What can the Church do with reference to this issue?

First of all the Church should protect indigenous peoples’ culture. Then priests should use Christian tools to meet natives’ needs. For instance, if indigenous people ask a priest to bless their house with holy water in order to ward off evil spirits, I think priests should use holy water to chase away natives’ fears. I think it is important that the Church protect and respect the indigenous culture, in this way the Church can play an active and helpful role in the life of indigenous communities.

The Christian animators are the Amazonian face of the Church. How could the Church accompany them, and improve its relationship with these precious collaborators?

I believe that we must change the structure of the Church. Catholic priests are in charge of huge parishes and have to serve many indigenous people, they cannot do it all by themselves. The help that people like Ribelino and Pepe who taught me so many things, about the Kukama people was a blessing for me. The collaboration with the Christian animators is very important: it can help us, the priests who arrive in the Amazon region, to better serve the natives; at the same time the knowledge and experience of Christian animators can be formative for the Church.

How do indigenous peoples see the Church in your opinion?

This is a complex question, because there is not a general point of view, each person can have a different opinion. There are people who are closer to the Church and who generally agree with what the Church does and says, some others do not agree and still some others are indifferent.

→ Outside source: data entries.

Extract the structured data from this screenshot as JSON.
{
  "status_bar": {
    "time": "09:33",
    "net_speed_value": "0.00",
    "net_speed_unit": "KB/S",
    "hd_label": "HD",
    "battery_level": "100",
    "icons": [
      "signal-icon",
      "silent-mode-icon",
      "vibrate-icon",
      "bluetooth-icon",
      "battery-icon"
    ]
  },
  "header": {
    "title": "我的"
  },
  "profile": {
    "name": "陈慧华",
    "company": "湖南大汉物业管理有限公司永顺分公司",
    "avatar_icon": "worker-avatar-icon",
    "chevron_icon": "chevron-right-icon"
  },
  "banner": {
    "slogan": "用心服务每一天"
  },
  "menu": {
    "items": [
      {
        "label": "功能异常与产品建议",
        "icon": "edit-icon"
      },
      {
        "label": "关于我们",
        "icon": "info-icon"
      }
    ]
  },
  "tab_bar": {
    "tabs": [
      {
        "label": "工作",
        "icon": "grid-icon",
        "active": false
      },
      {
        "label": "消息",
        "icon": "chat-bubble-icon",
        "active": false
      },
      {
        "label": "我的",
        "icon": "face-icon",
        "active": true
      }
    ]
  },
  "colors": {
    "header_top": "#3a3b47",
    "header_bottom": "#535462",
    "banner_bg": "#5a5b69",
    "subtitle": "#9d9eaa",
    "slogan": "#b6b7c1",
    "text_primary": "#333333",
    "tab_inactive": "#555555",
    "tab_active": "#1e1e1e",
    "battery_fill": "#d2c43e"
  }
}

I think that the Church in the Amazon region should not have complexes and should offer what it can offer, and accompany the indigenous peoples in their everyday life. The Church also should listen to criticisms in order to reconsider things, because sometimes some things should change in order to better serve natives.

What do you expect from this Synod?

I expect many things. One of these is more connection within the Church. The Amazon region is immense, and there is little communication between the different parishes. I hope integration and communication will improve. I hope that a different ecclesial structure can be implemented in order to proclaim the Gospel of Jesus among indigenous communities by understanding and respecting their typical cultures. I also hope that Catholic Christianity can become something in which natives can recognise themselves, and I hope that the Church can have indigenous leaders in the coming decades.